Fabrication of OMT-Coupled Kinetic Inductance Detector for CMB Detection

• Published in: Journal of low temperature physics Vol. 199; no. 1-2; pp. 362 - 368
• Main Authors: Tang, Q. Y., Barry, P. S., Cecil, T. W., Shirokoff, E.
• Format: Journal Article
• Language: English
• Published: New York Springer US 01.04.2020; Springer Nature B.V; Springer
• Subjects: Aluminum; Arrays; Big Bang theory; Characterization and Evaluation of Materials; Condensed Matter Physics; Cosmic microwave background; Cosmology; Detectors; fabrication; Frequencies; Inductance; kinetic inductance detector; Low temperature physics; Magnetic Materials; Magnetism; Microstrip transmission lines; Multiplexing; Niobium; Noise sensitivity; OTHER INSTRUMENTATION; Physics; Physics and Astronomy; Prototypes; Sensors; Silicon; Substrates; Fabrication; Kinetic inductance detector; Cosmic microwave background
• ISSN: 0022-2291; 1573-7357
• DOI: 10.1007/s10909-020-02341-5

Future cosmic microwave background (CMB) experiments, including the large scale ground-based Stage Four CMB Experiment (CMB-S4), satellites, and balloons, aim to map the CMB to an unprecedented precision in order to answer several key questions in cosmology.

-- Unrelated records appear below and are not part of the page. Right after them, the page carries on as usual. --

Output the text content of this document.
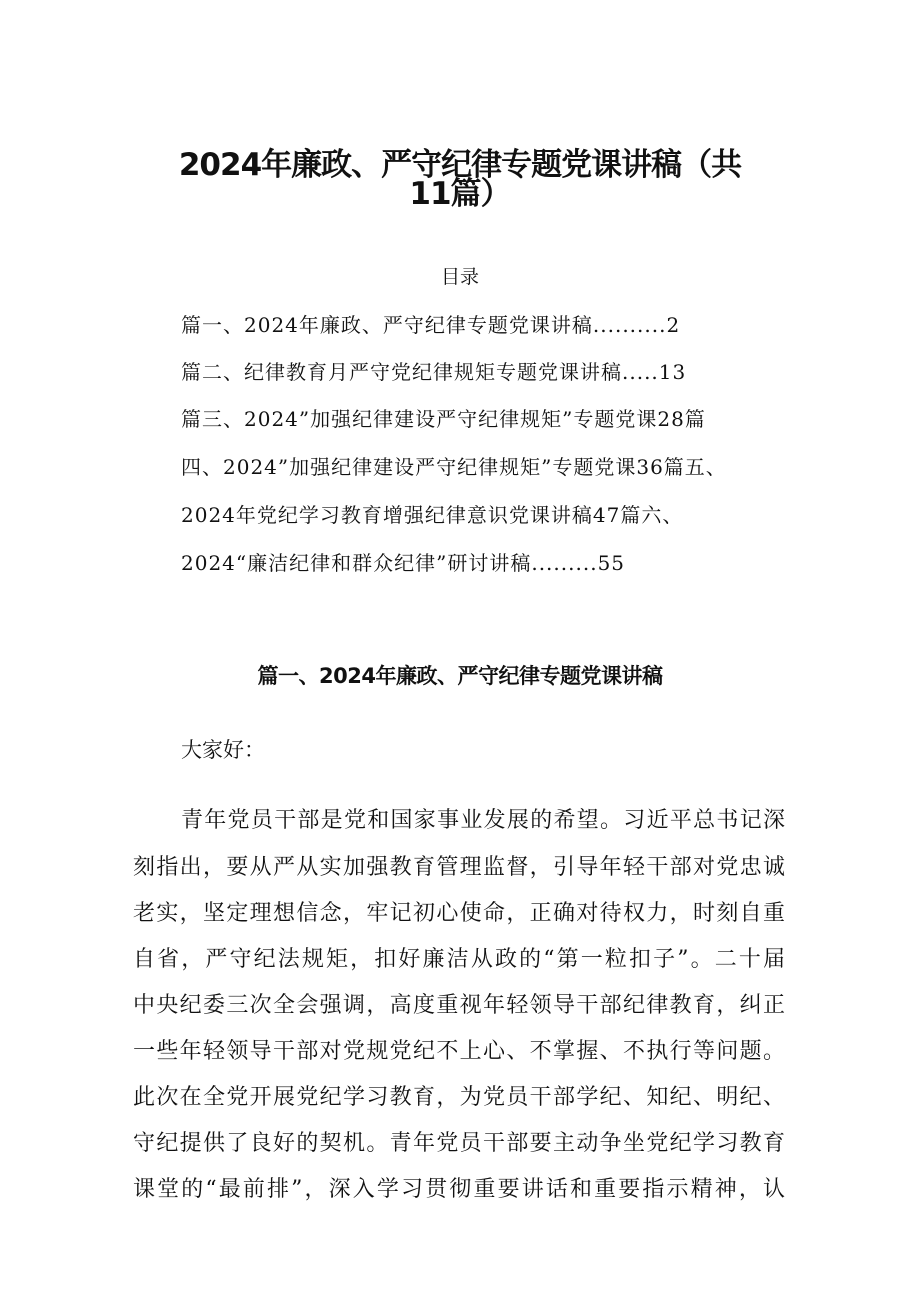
2024年廉政、严守纪律专题党课讲稿（共
11篇）
目录
篇一、2024年廉政、严守纪律专题党课讲稿..........2
篇二、纪律教育月严守党纪律规矩专题党课讲稿.....13
篇三、2024”加强纪律建设严守纪律规矩”专题党课28篇
四、2024”加强纪律建设严守纪律规矩”专题党课36篇五、
2024年党纪学习教育增强纪律意识党课讲稿47篇六、
2024“廉洁纪律和群众纪律”研讨讲稿.........55
篇一、2024年廉政、严守纪律专题党课讲稿
大家好：
青年党员干部是党和国家事业发展的希望。习近平总书记深
刻指出，要从严从实加强教育管理监督，引导年轻干部对党忠诚
老实，坚定理想信念，牢记初心使命，正确对待权力，时刻自重
自省，严守纪法规矩，扣好廉洁从政的“第一粒扣子”。二十届
中央纪委三次全会强调，高度重视年轻领导干部纪律教育，纠正
一些年轻领导干部对党规党纪不上心、不掌握、不执行等问题。
此次在全党开展党纪学习教育，为党员干部学纪、知纪、明纪、
守纪提供了良好的契机。青年党员干部要主动争坐党纪学习教育
课堂的“最前排”，深入学习贯彻重要讲话和重要指示精神，认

However, to reach the target noise sensitivity, more than 100,000 detectors will be needed. Arrays of kinetic inductance detectors (KIDs) are a promising alternative for experiments that require large number of detectors due to the intrinsic multiplexing capabilities. We present the fabrication procedure for a prototype planar orthomode transducer (OMT)-coupled multi-color KID array optimized for 220/270 GHz frequency bands. These devices are made from silicon-on-insulator wafers to provide a low-loss substrate for the KIDs. The OMT couples the two polarizations of light from a wide-band feedhorn to separate Nb/SiN/Nb microstrip lines, which are then coupled to Al/Nb lumped-element KIDs (LEKIDs). The silicon on the backside of the OMT is etched away using deep reactive ion etch to release the OMT membrane to enable operation over a wide bandwidth. Finally, the buried oxide is removed underneath the KID capacitors in order to minimize two-level system noise and loss mitigation. We achieved a good yield (> 80%) on our prototype devices.